Emmanuel Wilder, who was running for a state House seat, said he had just spoken with the man.
"He was like, 'Hey, you're a Republican. I'm going to vote for you.'"
Then Wilder, who is black, heard the comment about racism and sexism.
"It didn't sit right with me," he said.
So he decided not to let it go and confronted the voter about what he said to Kubitsky.
"All she asked you is if you wanted a Democratic voting guide. All that was uncalled for," Wilder said, then he added, "His response to me, 'well, there's so much anger.' I was like, 'I understand people are angry. It's a trying time, politics are very personal to people but we have to do politics better.'"
Wilder said he never brought up race or gender.
He just tried to reason with the man about civility and ended the conversation this way:
"'Part of what doing politics better is about is admitting when you've done wrong. And you need to go and apologize.'"
He said the man agreed and then turned and walked toward Kubitsky.
She said she was fearful until the man got close.
"His face softened. And he just said, 'I'm really sorry.' And it just like, I was expecting him to maybe attack me. So it was just this, like, it totally defused the whole thing."
She said the man expressed remorse, telling her, "'I said some things that I shouldn't have said and I'm sorry.'"
Kubitsky said that touched her heart.
"I was so moved by it that I just like gave him a hug," she said.
On Monday, Kubitsky and Wilder went back to Carpenter Elementary to tell their story to ABC11.
Kubitsky was happy to have another opportunity to tell Wilder how she felt.
"I was really amazed at what you were able to do. Thank you so much," she said.
Wilder responded, "I just consider myself fortunate to have been in the right place at the right time."
Kubitsky said Wilder, who is physically imposing at 6-foot, 6-inches tall and 300 pounds, handled the situation with aplomb.
"You didn't call him out in a way that took away his own integrity. And I think that brought out his humanity and the love in his heart," she said to Wilder.
Kubitsky runs a non-profit called the "Look for the Good Project." It teaches school children to not only do good deeds but to reward others who do good deeds by acknowledging those good deeds.
The project hands out business-sized cards that note, "The person giving you this card really appreciates something you did. Please pass this on when you see the good. too!"
Kubitsky admitted that under the current political climate even she may not have been 'looking for the good' in Republicans like Wilder or even the man who yelled at her.
"I am noticing that I have my own biases. And so this is a good experience for me because I just sort of thought, 'Oh, the Republicans are going crazy.' But really, we are human and that's really what this is about. And I think when you have an experience like this that brings people together from both sides of the aisle, we need more of that," she said.
Wilder says that's been a hot topic with him, too.
"In my political friends circle, we challenge ourselves every day to do politics better.
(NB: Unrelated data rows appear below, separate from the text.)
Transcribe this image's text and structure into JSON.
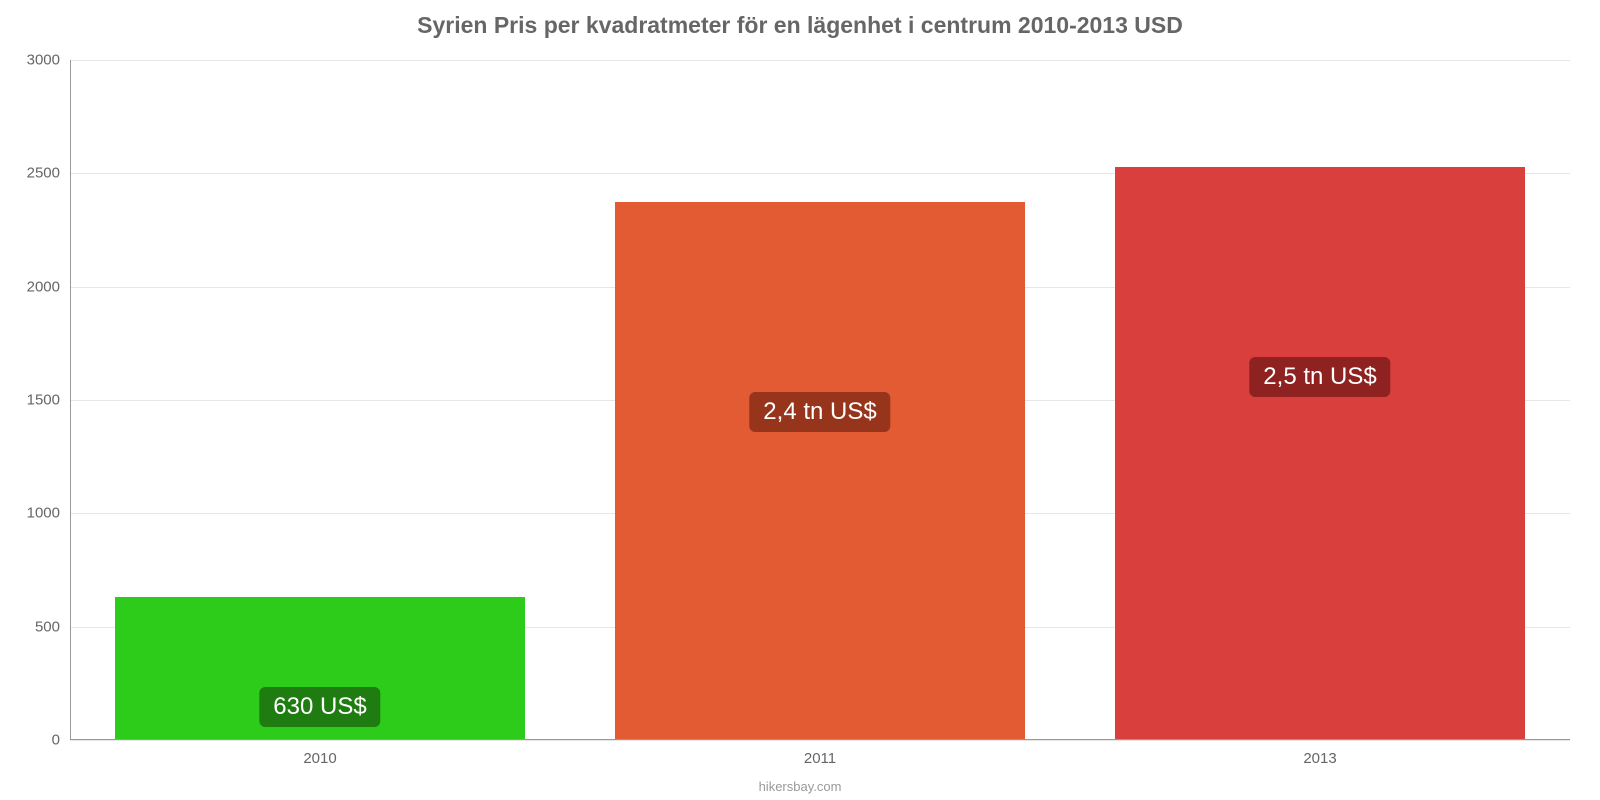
{
  "chart": {
    "type": "bar",
    "title": "Syrien Pris per kvadratmeter för en lägenhet i centrum 2010-2013 USD",
    "title_fontsize": 23,
    "title_color": "#666666",
    "background_color": "#ffffff",
    "grid_color": "#e6e6e6",
    "axis_color": "#999999",
    "tick_label_color": "#666666",
    "tick_fontsize": 15,
    "y": {
      "min": 0,
      "max": 3000,
      "ticks": [
        0,
        500,
        1000,
        1500,
        2000,
        2500,
        3000
      ]
    },
    "categories": [
      "2010",
      "2011",
      "2013"
    ],
    "values": [
      630,
      2375,
      2530
    ],
    "bar_colors": [
      "#2ecc1a",
      "#e25b33",
      "#d9403d"
    ],
    "value_labels": [
      "630 US$",
      "2,4 tn US$",
      "2,5 tn US$"
    ],
    "value_label_bg": [
      "#1f7c11",
      "#96351b",
      "#8e2220"
    ],
    "value_label_fontsize": 24,
    "value_label_offsets": [
      130,
      230,
      230
    ],
    "credit": "hikersbay.com",
    "credit_color": "#999999"
  }
}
And that requires standing up and speaking out when we see stuff like this," the former candidate said.
Kubitsky's Facebook post on the incident has received more than 700 reactions, 50 comments and 170 shares.
Wilder may have lost his bid for a seat in the state House of Representatives but he has renewed the hope of many that Americans can get past their political divisions.
Kubitsky gave Wilder a book called 'Together We Rise' as a token of her gratitude then told him, "You renewed my hope in our country in sort of helping me 'look for the good' so I really want to thank you."
Then the two embraced.
Both hope this kind of affection between a Democrat and a Republican can catch on.